I remember watching a 'making of GOT' featurette and the costume designers were discussing how they selected the clothing for the different families, and how they considered the climate and also the wealth and trade of the societies.  So the Starks coming from the poorer, more isolated and colder north wore clothing that was significantly different from the Lannisters or Tyrells from the richer, more trade connected and warmer south.  Including the fabrics and dyes that were available, the use of more intricate designs and workmanship etc.  

I love the attention to detail of a well made film production - there is so much effort and thought expended, no wonder the visual effect is so rich.


----------



## Gryphos (Mar 19, 2015)

I've thought a fair bit about the clothes of my characters and their world, which takes much of its aesthetic influence from the 19th century. The general clothing aesthetic I've come up with (for the area in which the story takes place in, at least) is what I've dubbed 'eccentric Victorian'. By this I mean the standard Victorian conventions of frock coats, three-pieces, top hats, corsets, etc. but with added details that would possibly make it rather out of place in the real 19th century. I'm talking prestigious guilds whose members wear feathered tricorns; suits with jackets that have golden dragon patterns embroidered along the lapel; copious amounts of floral patterned silk scarfs, that kind of thing. And of course, every gentleman worth his soul has a pocket watch and handkerchief.


----------



## Reilith (Mar 24, 2015)

I like to go wild with the clothes and fashion, but for now I have kept it pretty simple in my WIP. Since the story is set at Court grounds, but it's also a Mage school the Apprentices wear crimson robes, which can just slightly vary in design, while the general Mages usually wear different shades of red or black, or combined.
For the Court I am thinking lavish dresses, elaborate embroidery, suits and coats, funky hair accessorizes etc.
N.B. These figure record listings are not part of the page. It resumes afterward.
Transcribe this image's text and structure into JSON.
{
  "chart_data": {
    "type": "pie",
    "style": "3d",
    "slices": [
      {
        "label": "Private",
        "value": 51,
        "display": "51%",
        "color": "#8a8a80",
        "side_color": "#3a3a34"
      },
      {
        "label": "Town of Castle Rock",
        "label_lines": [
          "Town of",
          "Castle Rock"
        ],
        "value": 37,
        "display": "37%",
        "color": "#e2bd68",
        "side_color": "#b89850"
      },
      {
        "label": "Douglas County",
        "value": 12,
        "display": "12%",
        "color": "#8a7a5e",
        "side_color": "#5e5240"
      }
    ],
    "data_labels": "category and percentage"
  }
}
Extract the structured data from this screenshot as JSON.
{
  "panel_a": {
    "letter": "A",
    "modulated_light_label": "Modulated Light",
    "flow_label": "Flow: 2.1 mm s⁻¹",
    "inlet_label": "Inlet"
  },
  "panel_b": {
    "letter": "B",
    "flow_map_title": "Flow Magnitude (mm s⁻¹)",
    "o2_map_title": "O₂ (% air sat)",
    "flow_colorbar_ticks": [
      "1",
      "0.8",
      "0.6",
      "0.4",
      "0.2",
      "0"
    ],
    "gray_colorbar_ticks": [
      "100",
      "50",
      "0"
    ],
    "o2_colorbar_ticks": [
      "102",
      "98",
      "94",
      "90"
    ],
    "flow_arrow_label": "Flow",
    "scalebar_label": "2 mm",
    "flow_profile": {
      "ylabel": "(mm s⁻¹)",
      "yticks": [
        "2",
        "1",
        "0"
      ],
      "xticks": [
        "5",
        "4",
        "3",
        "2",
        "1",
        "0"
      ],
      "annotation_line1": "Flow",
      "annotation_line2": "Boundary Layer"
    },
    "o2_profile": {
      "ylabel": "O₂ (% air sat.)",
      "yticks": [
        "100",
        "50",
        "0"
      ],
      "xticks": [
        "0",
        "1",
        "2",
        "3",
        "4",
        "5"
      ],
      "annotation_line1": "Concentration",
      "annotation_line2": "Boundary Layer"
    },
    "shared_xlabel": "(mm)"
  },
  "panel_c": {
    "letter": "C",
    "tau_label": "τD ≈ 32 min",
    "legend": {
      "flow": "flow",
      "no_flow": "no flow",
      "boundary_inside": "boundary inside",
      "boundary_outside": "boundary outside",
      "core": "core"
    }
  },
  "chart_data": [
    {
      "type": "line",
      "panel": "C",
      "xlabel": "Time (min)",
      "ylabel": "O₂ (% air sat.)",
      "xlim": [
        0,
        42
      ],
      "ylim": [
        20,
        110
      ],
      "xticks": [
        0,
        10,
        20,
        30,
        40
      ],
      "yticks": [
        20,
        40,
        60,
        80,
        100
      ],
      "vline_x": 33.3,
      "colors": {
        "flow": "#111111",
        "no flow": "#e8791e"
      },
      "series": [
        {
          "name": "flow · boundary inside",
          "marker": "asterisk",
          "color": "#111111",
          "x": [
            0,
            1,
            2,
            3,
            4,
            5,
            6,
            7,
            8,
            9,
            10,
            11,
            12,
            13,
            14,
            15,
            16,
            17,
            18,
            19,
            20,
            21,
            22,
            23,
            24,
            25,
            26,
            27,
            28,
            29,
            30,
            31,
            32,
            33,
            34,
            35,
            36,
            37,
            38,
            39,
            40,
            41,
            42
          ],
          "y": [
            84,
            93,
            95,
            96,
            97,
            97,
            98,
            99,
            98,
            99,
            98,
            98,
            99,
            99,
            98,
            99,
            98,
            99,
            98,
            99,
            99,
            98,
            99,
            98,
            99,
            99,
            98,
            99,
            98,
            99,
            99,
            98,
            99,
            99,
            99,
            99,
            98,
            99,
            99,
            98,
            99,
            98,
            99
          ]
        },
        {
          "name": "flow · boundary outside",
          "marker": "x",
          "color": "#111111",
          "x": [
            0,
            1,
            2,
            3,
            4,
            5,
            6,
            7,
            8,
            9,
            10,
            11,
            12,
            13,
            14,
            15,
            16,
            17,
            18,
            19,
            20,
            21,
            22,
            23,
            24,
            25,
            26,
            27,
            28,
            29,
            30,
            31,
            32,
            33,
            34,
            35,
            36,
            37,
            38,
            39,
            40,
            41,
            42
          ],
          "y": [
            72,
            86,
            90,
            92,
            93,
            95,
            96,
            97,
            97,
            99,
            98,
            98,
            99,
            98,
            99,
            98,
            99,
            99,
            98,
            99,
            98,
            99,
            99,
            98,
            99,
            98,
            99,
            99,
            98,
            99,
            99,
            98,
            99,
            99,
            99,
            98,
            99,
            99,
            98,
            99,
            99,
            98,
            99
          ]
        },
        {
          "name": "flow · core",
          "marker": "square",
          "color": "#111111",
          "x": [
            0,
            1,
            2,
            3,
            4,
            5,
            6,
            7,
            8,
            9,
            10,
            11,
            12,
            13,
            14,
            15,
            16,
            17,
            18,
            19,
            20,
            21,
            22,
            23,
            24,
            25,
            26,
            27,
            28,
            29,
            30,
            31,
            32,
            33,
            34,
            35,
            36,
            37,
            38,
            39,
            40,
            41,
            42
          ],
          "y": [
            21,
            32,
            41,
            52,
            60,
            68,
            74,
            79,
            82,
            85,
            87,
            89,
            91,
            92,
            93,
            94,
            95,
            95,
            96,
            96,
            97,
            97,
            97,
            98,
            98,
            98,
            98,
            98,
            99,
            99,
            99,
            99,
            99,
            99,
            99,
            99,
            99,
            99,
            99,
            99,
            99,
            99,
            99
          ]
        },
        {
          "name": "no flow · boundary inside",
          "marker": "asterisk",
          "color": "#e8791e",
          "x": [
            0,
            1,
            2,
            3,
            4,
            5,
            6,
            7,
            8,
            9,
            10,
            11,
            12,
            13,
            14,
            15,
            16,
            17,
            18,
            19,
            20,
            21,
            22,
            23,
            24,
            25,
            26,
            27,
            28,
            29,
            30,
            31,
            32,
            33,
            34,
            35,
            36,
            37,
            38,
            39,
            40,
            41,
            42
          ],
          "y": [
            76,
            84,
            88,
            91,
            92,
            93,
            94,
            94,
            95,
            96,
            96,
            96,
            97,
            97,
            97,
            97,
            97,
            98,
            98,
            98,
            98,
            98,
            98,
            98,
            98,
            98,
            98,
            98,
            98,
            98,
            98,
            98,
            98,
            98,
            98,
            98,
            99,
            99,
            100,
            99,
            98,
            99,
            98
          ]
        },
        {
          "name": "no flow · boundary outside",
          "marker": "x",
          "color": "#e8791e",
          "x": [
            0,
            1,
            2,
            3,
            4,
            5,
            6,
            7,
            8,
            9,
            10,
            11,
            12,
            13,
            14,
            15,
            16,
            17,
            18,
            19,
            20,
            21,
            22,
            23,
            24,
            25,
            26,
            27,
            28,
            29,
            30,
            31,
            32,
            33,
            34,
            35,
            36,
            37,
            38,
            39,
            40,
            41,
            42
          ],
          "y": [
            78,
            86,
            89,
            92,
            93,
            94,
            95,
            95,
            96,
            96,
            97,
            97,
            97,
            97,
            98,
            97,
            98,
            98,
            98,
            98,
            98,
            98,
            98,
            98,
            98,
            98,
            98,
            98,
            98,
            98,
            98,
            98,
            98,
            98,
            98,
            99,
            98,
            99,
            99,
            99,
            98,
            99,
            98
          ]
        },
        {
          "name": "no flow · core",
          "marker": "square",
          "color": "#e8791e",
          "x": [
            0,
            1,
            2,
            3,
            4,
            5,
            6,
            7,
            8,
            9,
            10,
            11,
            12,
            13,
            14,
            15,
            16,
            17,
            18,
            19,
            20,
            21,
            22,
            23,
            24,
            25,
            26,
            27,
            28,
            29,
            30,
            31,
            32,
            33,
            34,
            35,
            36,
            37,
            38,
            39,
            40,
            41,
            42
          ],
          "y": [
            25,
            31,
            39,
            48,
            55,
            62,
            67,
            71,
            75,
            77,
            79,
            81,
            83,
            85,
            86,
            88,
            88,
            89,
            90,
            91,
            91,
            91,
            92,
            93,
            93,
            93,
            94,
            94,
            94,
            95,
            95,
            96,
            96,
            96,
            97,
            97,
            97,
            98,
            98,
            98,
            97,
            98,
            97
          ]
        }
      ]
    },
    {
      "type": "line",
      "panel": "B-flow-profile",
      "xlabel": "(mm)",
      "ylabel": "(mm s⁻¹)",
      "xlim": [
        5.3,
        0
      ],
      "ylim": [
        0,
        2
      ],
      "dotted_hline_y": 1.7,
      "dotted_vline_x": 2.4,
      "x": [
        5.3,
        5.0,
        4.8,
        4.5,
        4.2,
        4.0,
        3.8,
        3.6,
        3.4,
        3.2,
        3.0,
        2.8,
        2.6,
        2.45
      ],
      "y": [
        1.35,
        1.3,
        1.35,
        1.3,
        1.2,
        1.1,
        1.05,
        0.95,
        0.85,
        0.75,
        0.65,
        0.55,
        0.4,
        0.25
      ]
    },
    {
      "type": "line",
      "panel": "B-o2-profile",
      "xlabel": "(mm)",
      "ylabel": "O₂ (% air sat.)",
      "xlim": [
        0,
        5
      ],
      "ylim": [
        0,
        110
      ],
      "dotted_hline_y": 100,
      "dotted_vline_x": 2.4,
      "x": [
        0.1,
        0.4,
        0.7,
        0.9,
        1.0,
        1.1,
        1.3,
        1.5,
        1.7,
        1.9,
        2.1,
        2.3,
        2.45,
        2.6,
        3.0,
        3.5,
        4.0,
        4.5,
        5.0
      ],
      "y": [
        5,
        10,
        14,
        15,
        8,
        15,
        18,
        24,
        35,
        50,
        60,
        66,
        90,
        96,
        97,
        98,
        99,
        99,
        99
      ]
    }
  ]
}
There is also another culture I am mixing in from a nearby archipelago, where more of a tropical climate and tribal way of life dictates the clothing - I haven't really set my mind on anything particular yet, but I will try to look up ancient Mayan and Aztec cultures so I can mix something up. Another nomadic people in the South are going to have more of a Native Indian feel.


----------



## ThinkerX (Mar 24, 2015)

Oh, I've given some scattershot thought to fashion in apathetic effort to make different area's in my world 'stand apart'

Solarian Empire - the biggie - extends from the temperate to subtropical zones and runs several thousand miles east to west.  

Equitant, in the NE, tends towards 'stylish' wool coats, dresses, and pants.  Hmmm...given their industrial bent, they may not be far off from inventing jeans...

Niteroi, way down south...well the elite tend towards imported silks. They be a tiny minority, though; most people wear either a skirt or short trousers topped with a vest.  Slaves and low class laborers...loincloths, pretty much.

Saba, one of the 'Black States' south of the Empire...well their monster hunters are dang near naked, though they sometimes wear rude armor of bone or wood fashioned into vests over a cloth tunic.  Grass skirts are common among the lower orders.  (Black States overall are civilized, but highly corrupt)

Central Solaria?  I mostly go with generic light colored tunics, trousers, or robes.  Call it a lack of imagination on my part.  Not scorching hot, not cold enough for heavier garb.  (Family) colors matter a fair bit among the elite and their servants, though.

Way out west, the Empire conquered Kitrin, once part of the much larger nation of Agba, which I view roughly middle eastern/south Asian.  Better off folks here tend towards light colored flowing robes, lower class ones towards loincloths.  Jewelry is worn more often by members of both sexes, and quite a few women wear veils. 

The vaguely Celtic Avar dominate the NW empire.  The remoter ones are fond of fur cloaks and necklaces of animal teeth.  Otherwise its baggy trousers and heavy shirts, or darkish robes (usually associated with the more learned types - bards, engineers, scholars, magicians, certain types of artisans).


----------